I. UN CONTEXTE DE RECOMPOSITION DES FORCES D’OPPOSITIONS
L’invalidation successive de la candidature du professeur Maurice Kamto par Élections Cameroun (ELECAM) et le Conseil constitutionnel a profondément bouleversé l’équilibre interne et externe de l’opposition camerounaise à la veille de l’élection présidentielle.
Dans ce contexte, l’ancien ministre de la Communication et président du Front pour le Salut National du Cameroun (FSNC), Issa Tchiroma Bakary, a adopté une posture inédite en déclarant publiquement son soutien au candidat écarté, Maurice Kamto.
Ce ralliement, officialisé par un communiqué politique, a été renforcé par une décision organisationnelle forte : la destitution de Mme Nsoga, alors secrétaire générale du FSNC, qui exprimait des réserves face à ce rapprochement.

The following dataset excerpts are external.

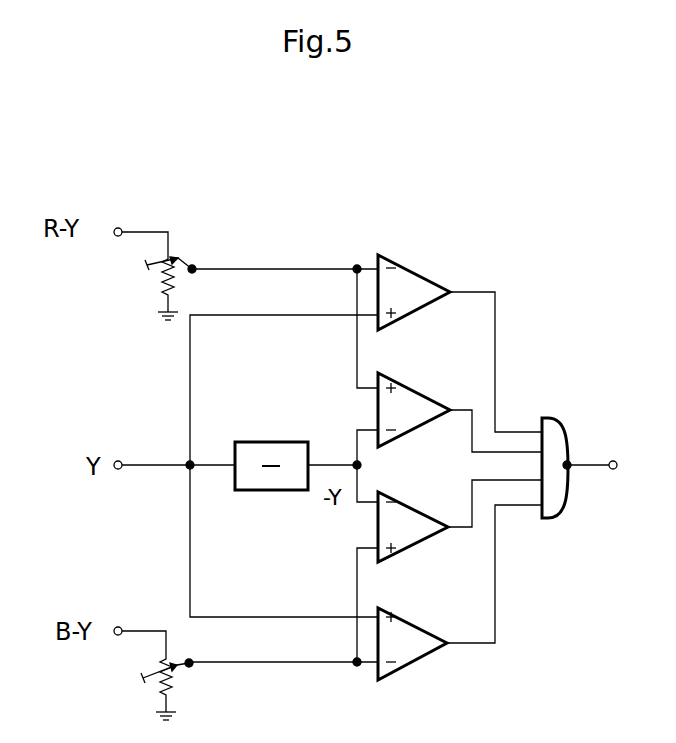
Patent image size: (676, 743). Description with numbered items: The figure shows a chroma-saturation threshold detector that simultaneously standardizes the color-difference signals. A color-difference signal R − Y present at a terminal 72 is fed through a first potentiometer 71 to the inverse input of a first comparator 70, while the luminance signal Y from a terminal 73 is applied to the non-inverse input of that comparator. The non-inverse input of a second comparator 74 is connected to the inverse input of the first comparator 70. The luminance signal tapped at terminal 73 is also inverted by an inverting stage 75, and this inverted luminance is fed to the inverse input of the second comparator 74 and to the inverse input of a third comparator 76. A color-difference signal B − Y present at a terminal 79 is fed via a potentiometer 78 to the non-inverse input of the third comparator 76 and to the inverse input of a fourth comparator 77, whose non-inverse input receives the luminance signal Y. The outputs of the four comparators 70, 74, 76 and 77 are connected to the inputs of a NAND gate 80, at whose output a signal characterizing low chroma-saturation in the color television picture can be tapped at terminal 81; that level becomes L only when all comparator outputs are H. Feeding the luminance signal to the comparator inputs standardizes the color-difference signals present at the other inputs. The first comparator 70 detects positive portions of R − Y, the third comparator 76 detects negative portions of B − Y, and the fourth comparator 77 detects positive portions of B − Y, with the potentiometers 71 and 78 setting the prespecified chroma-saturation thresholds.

The first comparator 70 is at (420, 287).
The first potentiometer 71 is at (177, 276).
The terminal 72 is at (126, 216).
The terminal 73 is at (124, 451).
The second comparator 74 is at (418, 408).
The inverting stage 75 is at (270, 448).
The third comparator 76 is at (415, 525).
The fourth comparator 77 is at (420, 638).
The potentiometer 78 is at (173, 676).
The terminal 79 is at (128, 614).
The NAND gate 80 is at (553, 452).
The terminal 81 is at (630, 467).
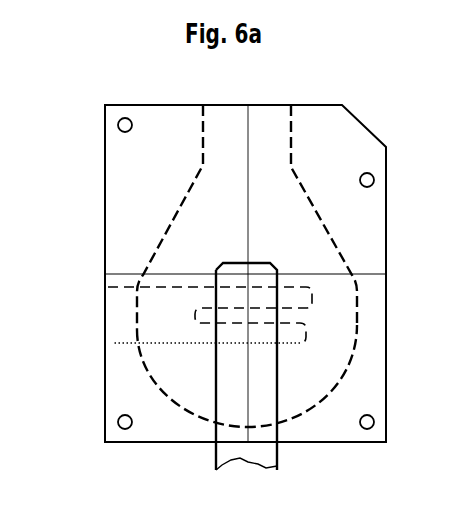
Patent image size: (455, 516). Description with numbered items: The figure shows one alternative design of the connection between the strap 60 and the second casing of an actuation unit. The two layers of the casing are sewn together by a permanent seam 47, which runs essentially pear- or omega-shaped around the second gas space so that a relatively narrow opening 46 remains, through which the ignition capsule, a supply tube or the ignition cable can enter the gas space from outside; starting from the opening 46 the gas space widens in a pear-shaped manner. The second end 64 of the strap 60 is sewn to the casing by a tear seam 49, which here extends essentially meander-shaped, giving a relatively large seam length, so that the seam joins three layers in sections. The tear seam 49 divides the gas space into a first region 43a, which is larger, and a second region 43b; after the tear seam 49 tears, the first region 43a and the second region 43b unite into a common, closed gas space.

The opening 46 is at (262, 133).
The first region of the gas space 43a is at (330, 322).
The second region of the gas space 43b is at (158, 323).
The permanent seam 47 is at (343, 377).
The tear seam 49 is at (182, 347).
The strap 60 is at (260, 455).
The second end of the strap 64 is at (216, 382).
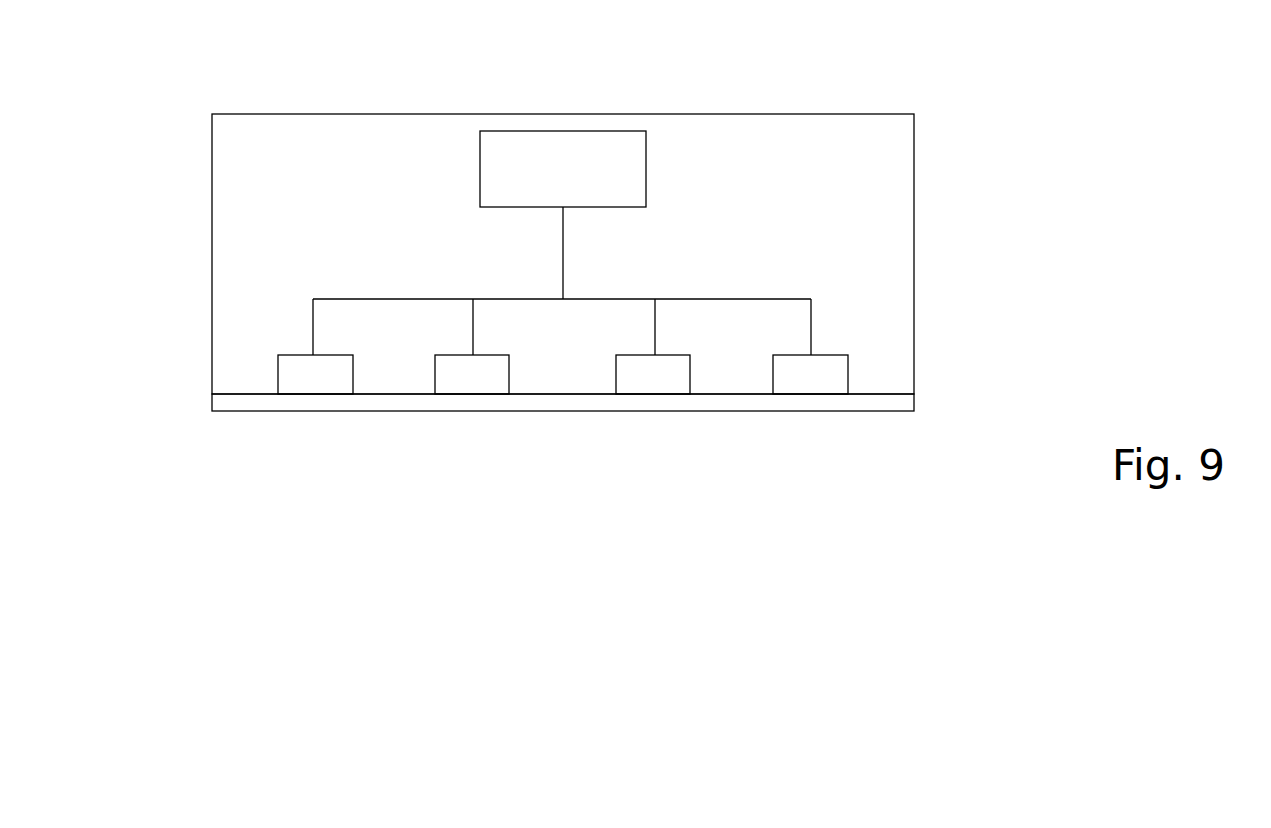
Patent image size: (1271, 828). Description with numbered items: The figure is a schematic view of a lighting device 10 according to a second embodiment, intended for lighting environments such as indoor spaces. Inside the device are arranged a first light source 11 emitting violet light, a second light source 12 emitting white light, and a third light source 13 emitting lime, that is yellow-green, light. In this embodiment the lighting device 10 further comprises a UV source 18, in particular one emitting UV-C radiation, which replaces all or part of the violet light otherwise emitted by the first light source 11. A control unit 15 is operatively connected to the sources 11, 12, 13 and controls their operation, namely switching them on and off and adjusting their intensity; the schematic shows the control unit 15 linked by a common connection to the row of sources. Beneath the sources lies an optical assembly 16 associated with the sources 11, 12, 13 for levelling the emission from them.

The lighting device 10 is at (1058, 176).
The first light source 11 is at (308, 375).
The second light source 12 is at (473, 375).
The third light source 13 is at (660, 387).
The control unit 15 is at (542, 147).
The optical assembly 16 is at (902, 406).
The UV source 18 is at (814, 382).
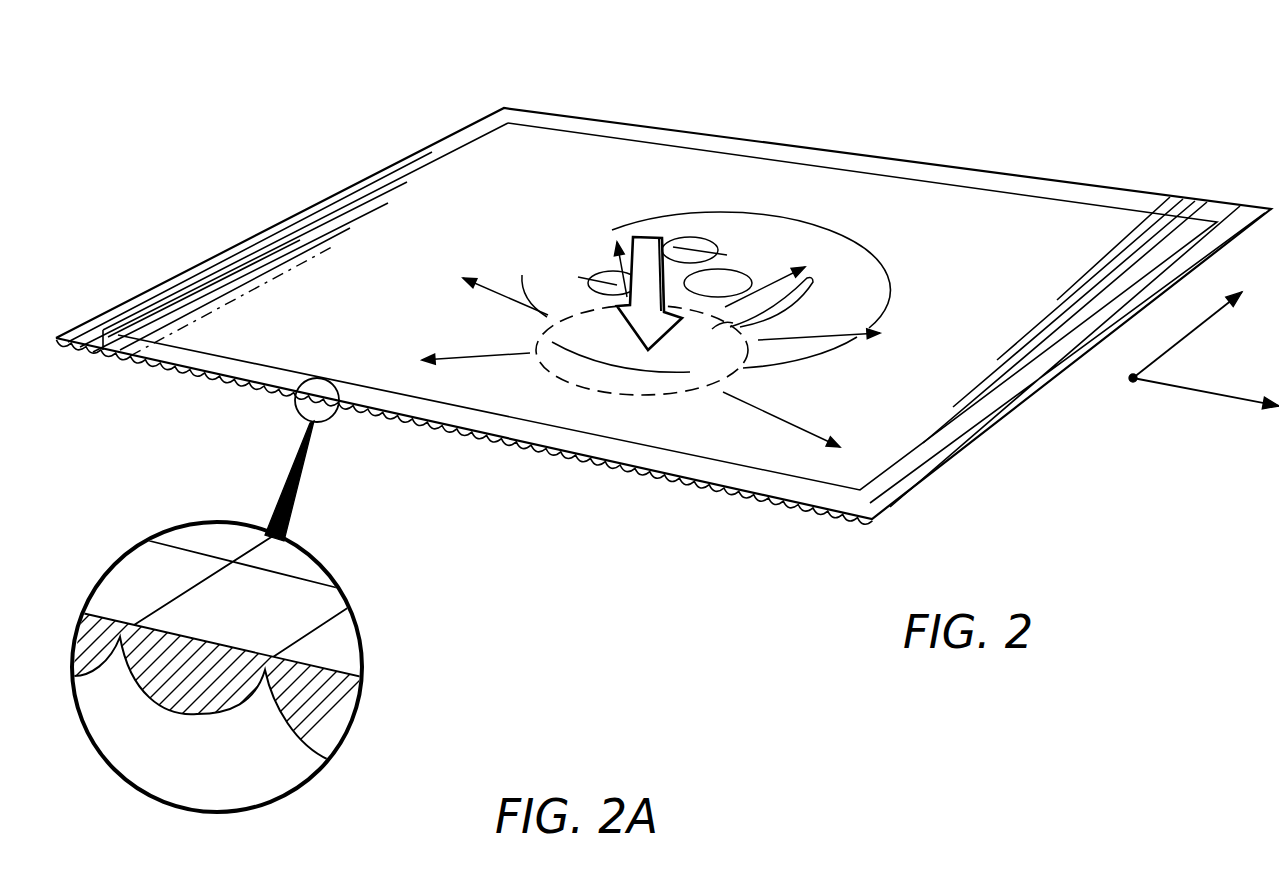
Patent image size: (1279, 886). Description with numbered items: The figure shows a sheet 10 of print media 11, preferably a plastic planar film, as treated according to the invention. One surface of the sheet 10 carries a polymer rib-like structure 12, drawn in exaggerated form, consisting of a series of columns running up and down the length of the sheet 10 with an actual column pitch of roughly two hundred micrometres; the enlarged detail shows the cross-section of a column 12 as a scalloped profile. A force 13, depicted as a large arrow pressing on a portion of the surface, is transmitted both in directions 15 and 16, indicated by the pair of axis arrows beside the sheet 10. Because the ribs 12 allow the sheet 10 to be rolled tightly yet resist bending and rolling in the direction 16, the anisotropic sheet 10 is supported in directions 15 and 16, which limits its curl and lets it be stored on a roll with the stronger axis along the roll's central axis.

In FIG. 2, the sheet 10 is at (1137, 140).
In FIG. 2, the print media 11 is at (310, 208).
In FIG. 2, the rib-like structure 12 is at (507, 443).
In FIG. 2A, the rib-like structure 12 is at (197, 714).
In FIG. 2, the force 13 is at (647, 258).
In FIG. 2, the direction 15 is at (1204, 404).
In FIG. 2, the direction 16 is at (1187, 335).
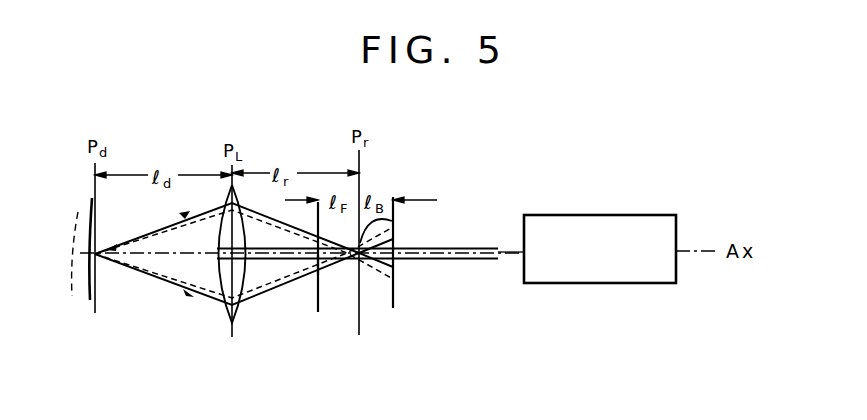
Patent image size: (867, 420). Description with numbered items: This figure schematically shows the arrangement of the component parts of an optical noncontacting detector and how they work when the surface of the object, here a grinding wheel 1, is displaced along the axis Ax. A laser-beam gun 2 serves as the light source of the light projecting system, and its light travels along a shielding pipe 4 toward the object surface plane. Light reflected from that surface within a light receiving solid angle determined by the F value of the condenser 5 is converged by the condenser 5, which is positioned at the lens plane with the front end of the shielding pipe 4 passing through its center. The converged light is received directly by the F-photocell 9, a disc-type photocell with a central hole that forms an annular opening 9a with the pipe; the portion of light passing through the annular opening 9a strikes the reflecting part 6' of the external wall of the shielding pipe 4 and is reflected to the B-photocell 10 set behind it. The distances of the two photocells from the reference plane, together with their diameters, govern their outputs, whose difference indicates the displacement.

Cette double démarche communicationnelle et institutionnelle illustre une tentative de repositionnement politique d’Issa Tchiroma dans un champ partisan en mutation, marqué par la quête de nouvelles alliances symboliques capables de compenser la perte de centralité du FSNC sur l’échiquier national.
II. UNE CONVERGENCE DISCURSIVE ENTRE TCHIROMA ET KAMTO : LA RHÉTORIQUE DE LA « VICTOIRE VOLÉE»
L’un des éléments les plus saillants de ce rapprochement réside dans la proximité des discours tenus par Issa Tchiroma et le professeur Maurice Kamto.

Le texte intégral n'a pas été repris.